Ángel O. Berríos Díaz (September 21, 1940 - April 28, 2006) was a native of Caguas, Puerto Rico. An engineer of profession, Berríos became the 3rd mayor of Caguas in 1973, after winning the 1972 elections, as a member of the Popular Democratic Party (PPD).

Berrios was defeated in the 1976 elections by the New Progressive Party candidate Miguel Hernández, but he came back on top during the 1980 elections. After being sworn back to office in 1981, he began a period of 16 years in a row as mayor of Caguas. During his tenure, new hospitals, malls, department stores and housing complexes were built.

He chaired the Commission for Municipal Reform, the beginning of what would achieve the autonomy of the municipalities, he was president of the Association of Mayors of Puerto Rico (AAPR), a member of the board of the Center for Municipal Revenue Collection (CRIM).

Berríos became the managing owner of the Criollos de Caguas basketball team in 1987, and, later on, acquired the Criollas de Caguas women's volleyball team. He was a member of the Phi Delta Theta fraternity.

Berríos decided not to run for mayor again in 1996, being substituted by William Miranda Marín as PPD leader in Caguas. Miranda Marín went on to win the elections that year.

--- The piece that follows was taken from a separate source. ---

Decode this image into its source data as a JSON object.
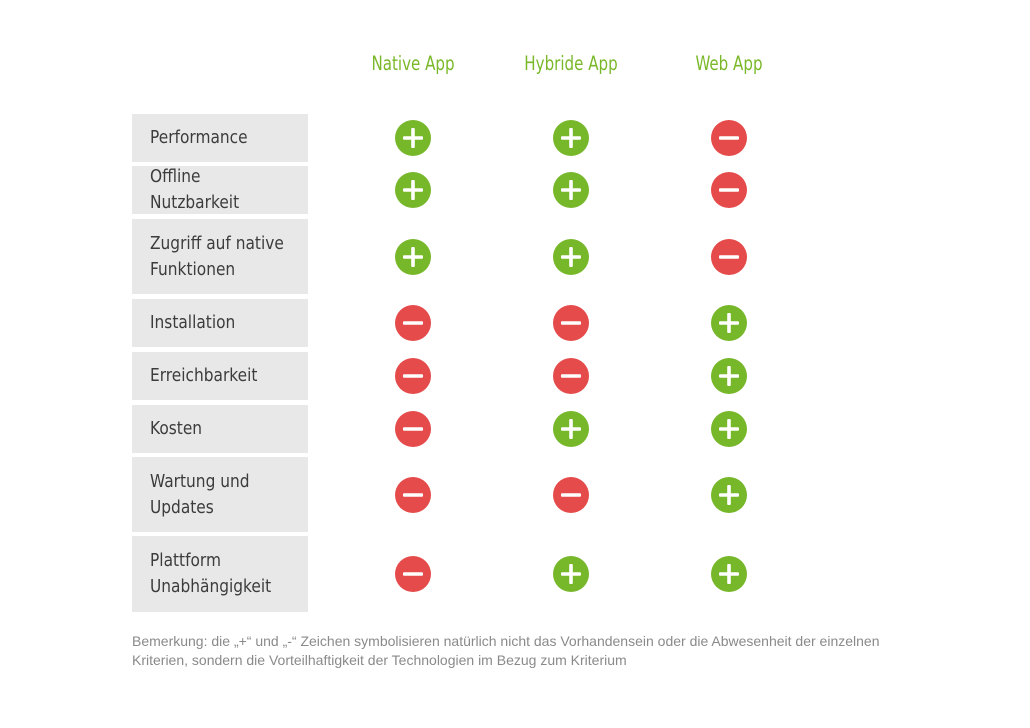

Later on, an entertainment center was named after Berríos, the Centro de Bellas Artes Ángel O. Berríos.

Berríos died on April 28, 2006, due to complications of a stroke which had occurred six months prior. He was buried at Cementerio Borinquen Memorial Park I in Caguas, Puerto Rico.

==Legacy==
A sports complex in Caguas was posthumously named after Ángel O. Berríos.